The best way to diagnose prompt instability is experimentation: try a battery of paraphrased prompts whose overall meaning is equivalent, and compare how consistent the results are with each other. Likewise, try to identify patterns under which a prompt results in a stable versus an unstable response.
4. Context Windows and Memory Constraints
When a language model fails to use context introduced in earlier interactions as part of a conversation with the user, or misses earlier context in a long document, it can start exhibiting undesired behavior patterns such as repeating itself or contradicting content it “said” before. The amount of context a language model can retain, or context window, is largely determined by memory limitations. Accordingly, context windows that are too short may truncate relevant information and drop earlier cues, whereas overly lengthy contexts can hinder tracking of long-range dependencies.
Diagnosing issues related to context windows and memory limitations entails iteratively evaluating the language model with increasingly longer inputs, carefully measuring how much it can correctly recall from earlier parts. When available, attention visualizations are a powerful resource to check whether relevant tokens are attended across long ranges in the text.
5. Domain and Temporal Drifts
Once deployed, a language model is still not exempt from providing wrong answers — for example, answers that are outdated, that miss recently coined terms or concepts, or that fail to reflect evolving domain knowledge. This means the training data might have become anchored in the past, still relying on a snapshot of the world that has already changed; consequently, changes in facts inevitably lead to knowledge degradation and performance degradation. This is analogous to data and concept drifts in other types of machine learning systems.
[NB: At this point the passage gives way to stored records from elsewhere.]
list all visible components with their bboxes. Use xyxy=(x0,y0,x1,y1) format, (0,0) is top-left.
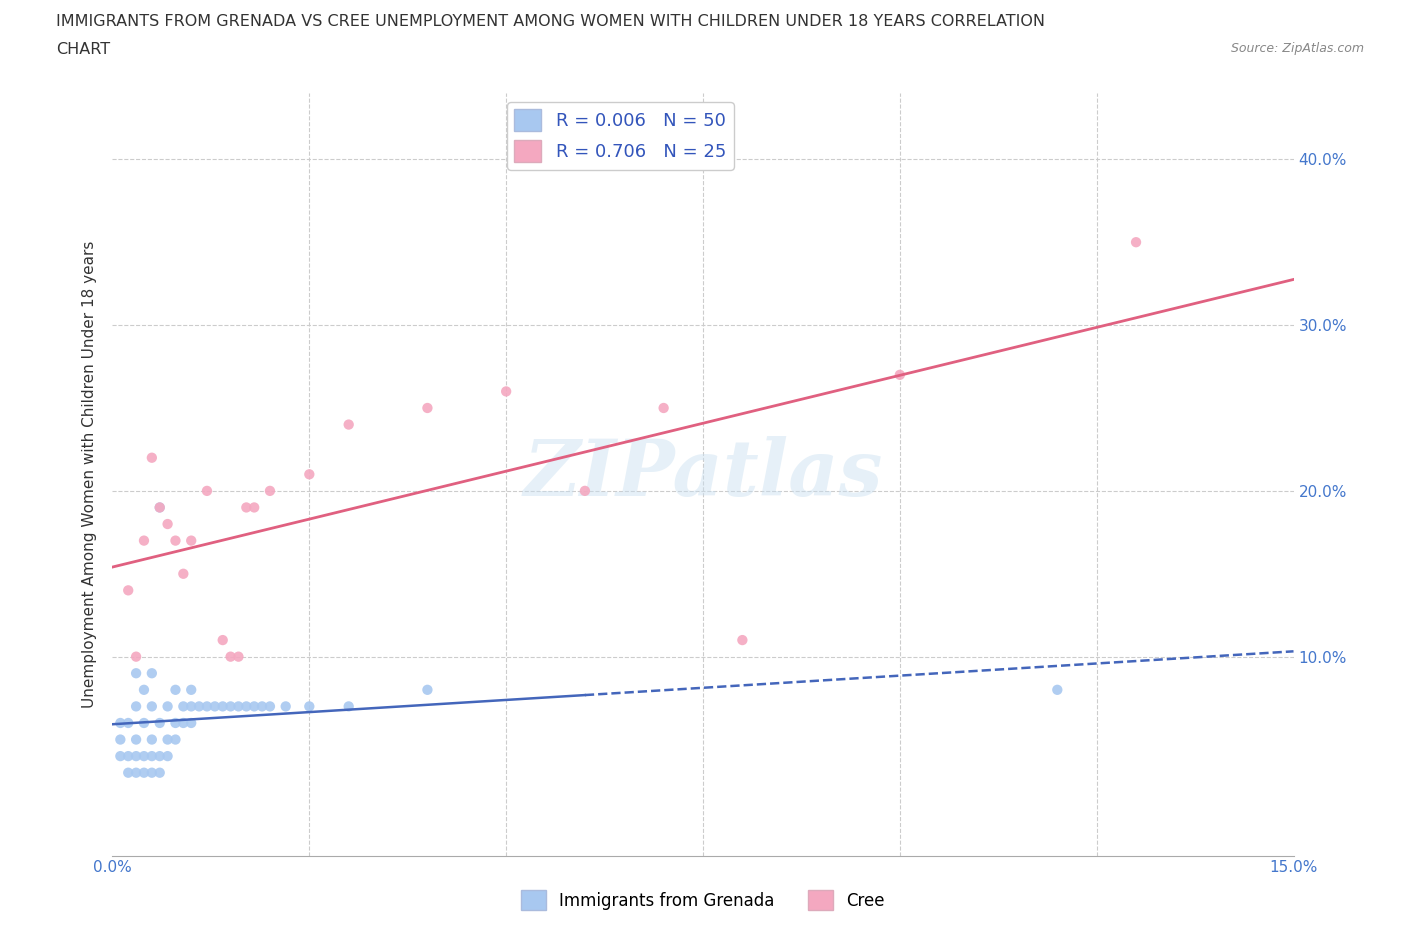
Point xyxy=(1125,234,1147,249)
Point xyxy=(180,683,202,698)
Point xyxy=(149,500,172,515)
Point xyxy=(259,484,281,498)
Point xyxy=(274,699,297,714)
Point xyxy=(141,666,163,681)
Point xyxy=(337,418,360,432)
Point xyxy=(141,732,163,747)
Point xyxy=(141,765,163,780)
Point xyxy=(235,500,257,515)
Point xyxy=(180,699,202,714)
Point xyxy=(298,467,321,482)
Point xyxy=(652,401,675,416)
Point xyxy=(110,749,132,764)
Point xyxy=(416,683,439,698)
Point xyxy=(219,649,242,664)
Y-axis label: Unemployment Among Women with Children Under 18 years: Unemployment Among Women with Children U… xyxy=(82,241,97,708)
Point xyxy=(125,699,148,714)
Point xyxy=(117,749,139,764)
Point xyxy=(141,450,163,465)
Point xyxy=(117,583,139,598)
Text: Source: ZipAtlas.com: Source: ZipAtlas.com xyxy=(1230,42,1364,55)
Text: CHART: CHART xyxy=(56,42,110,57)
Point xyxy=(156,516,179,531)
Point xyxy=(156,749,179,764)
Point xyxy=(889,367,911,382)
Point xyxy=(149,749,172,764)
Point xyxy=(416,401,439,416)
Point xyxy=(228,649,250,664)
Legend: Immigrants from Grenada, Cree: Immigrants from Grenada, Cree xyxy=(515,884,891,917)
Point xyxy=(219,699,242,714)
Text: ZIPatlas: ZIPatlas xyxy=(523,436,883,512)
Point xyxy=(125,765,148,780)
Point xyxy=(165,683,187,698)
Point xyxy=(156,732,179,747)
Point xyxy=(156,699,179,714)
Point xyxy=(243,500,266,515)
Point xyxy=(141,699,163,714)
Point xyxy=(228,699,250,714)
Point xyxy=(180,533,202,548)
Legend: R = 0.006   N = 50, R = 0.706   N = 25: R = 0.006 N = 50, R = 0.706 N = 25 xyxy=(508,102,734,169)
Point xyxy=(243,699,266,714)
Point xyxy=(165,732,187,747)
Point xyxy=(149,715,172,730)
Point xyxy=(117,715,139,730)
Point xyxy=(110,715,132,730)
Point xyxy=(172,566,194,581)
Point xyxy=(731,632,754,647)
Point xyxy=(141,749,163,764)
Point xyxy=(132,749,155,764)
Point xyxy=(574,484,596,498)
Point xyxy=(211,699,233,714)
Point xyxy=(235,699,257,714)
Point xyxy=(1046,683,1069,698)
Point xyxy=(125,649,148,664)
Point xyxy=(117,765,139,780)
Point xyxy=(125,666,148,681)
Point xyxy=(180,715,202,730)
Point xyxy=(250,699,273,714)
Point xyxy=(132,533,155,548)
Text: IMMIGRANTS FROM GRENADA VS CREE UNEMPLOYMENT AMONG WOMEN WITH CHILDREN UNDER 18 : IMMIGRANTS FROM GRENADA VS CREE UNEMPLOY… xyxy=(56,14,1045,29)
Point xyxy=(125,749,148,764)
Point xyxy=(195,699,218,714)
Point xyxy=(495,384,517,399)
Point xyxy=(211,632,233,647)
Point xyxy=(195,484,218,498)
Point xyxy=(132,765,155,780)
Point xyxy=(204,699,226,714)
Point xyxy=(337,699,360,714)
Point xyxy=(132,715,155,730)
Point xyxy=(259,699,281,714)
Point xyxy=(149,500,172,515)
Point xyxy=(149,765,172,780)
Point xyxy=(165,533,187,548)
Point xyxy=(188,699,211,714)
Point xyxy=(132,683,155,698)
Point xyxy=(172,699,194,714)
Point xyxy=(172,715,194,730)
Point xyxy=(298,699,321,714)
Point xyxy=(125,732,148,747)
Point xyxy=(165,715,187,730)
Point xyxy=(110,732,132,747)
To diagnose temporal or domain-related drifts, continuously compile benchmarks of new events, terms, articles, and other relevant materials in the target domain. Track the accuracy of responses using these new language items compared to responses related to stable or timeless knowledge, and see if there are significant differences. Additionally, schedule periodic performance-monitoring schemes based on “fresh queries.”
Final Thoughts
This article examined several common reasons why language models may fail to perform well, from data quality issues to poor management of context and drifts in production caused by changes in factual knowledge. Language models are inevitably complex; therefore, understanding possible reasons for failure and how to diagnose them is key to making them more robust and effective.